# Spray hose gun



## greg2222 (Apr 9, 2012)

Guys I’m looking online at all this watering guns and just confuses me what to choose.
Can you recommend me something decent that u use in your garden


----------



## Taxboy (Aug 23, 2006)

greg2222 said:


> Guys I'm looking online at all this watering guns and just confuses me what to choose.
> Can you recommend me something decent that u use in your garden


This one, metal insides and comes with a 3yr warranty https://www.hozelock.com/our-products/watering/spray-gun-watering/multi-spray-pro/

Sent from my SM-T800 using Tapatalk


----------



## GSD (Feb 6, 2011)

You can get those in B&M about £5:99 as I remember.


----------



## Sh1ner (May 19, 2012)

I think Taxboy's suggestion is absolutely sound as a general purpose robust water sprayer.
For something simple https://www.amazon.co.uk/Hozelock-J...8&qid=1524396606&sr=8-6&keywords=hozelock+gun
I have been in the fortunate position for many years of having easy access to Hozelock products. I still have most of them and with care they can last well.
The multiple spray patterns always seemed like overkill but I can honestly say I use them all and they can be very useful for both vehicles and the garden. The ability to lock the trigger and vary the water pressure directly from the gun is also useful, particularly for the garden.
After using them for years I would always recommend, to get the longest service life, to drain down after use and store in a cool dark place because some of the plastic parts do seem to degrade, (uv or something similar?) if left in the light and heat.
I have the same tools that have been stored well and those left to their own devices.
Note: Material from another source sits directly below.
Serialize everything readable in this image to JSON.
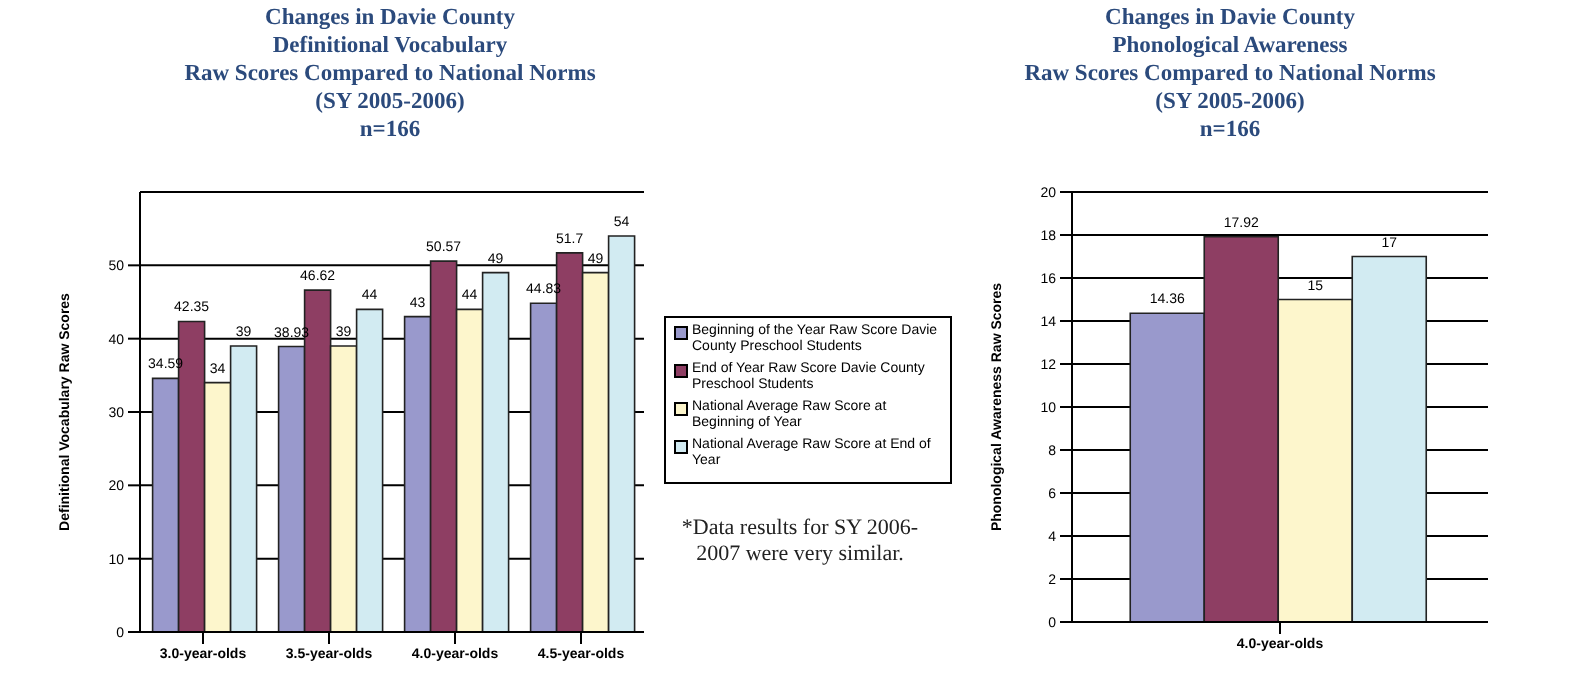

There is a big difference in their condition. You can leave them lying around but they will suffer prematurely particularly if knocked or dropped and some of the irreplaceable plastic parts become damaged because they have become brittle.
Not all products are designed be dismantled completely so a split internal o'ring can make something throw away. With care though it is possible though to work out a way to do most things, even dismantle some of the plastic housings. 
Do you have any specific requirements though? Watering at height, That sort of thing. The new extending spray plus lances (90 and 140)seem to be ok. I have had one for a short trial. Very light and saves having to bend down to rinse wheels etc and you can rinse one side of a car whilst standing on the other.
Screwfix had the 140 at £16.99 the other day but I don't know how well they last.


----------



## greg2222 (Apr 9, 2012)

Sh1ner said:


> I think Taxboy's suggestion is absolutely sound as a general purpose robust water sprayer.
> For something simple https://www.amazon.co.uk/Hozelock-J...8&qid=1524396606&sr=8-6&keywords=hozelock+gun
> I have been in the fortunate position for many years of having easy access to Hozelock products. I still have most of them and with care they can last well.
> The multiple spray patterns always seemed like overkill but I can honestly say I use them all and they can be very useful for both vehicles and the garden. The ability to lock the trigger and vary the water pressure directly from the gun is also useful, particularly for the garden.
> ...


No specific requirements just a standard garden use i think the first sugestion is more then enough 
thx for great advice


----------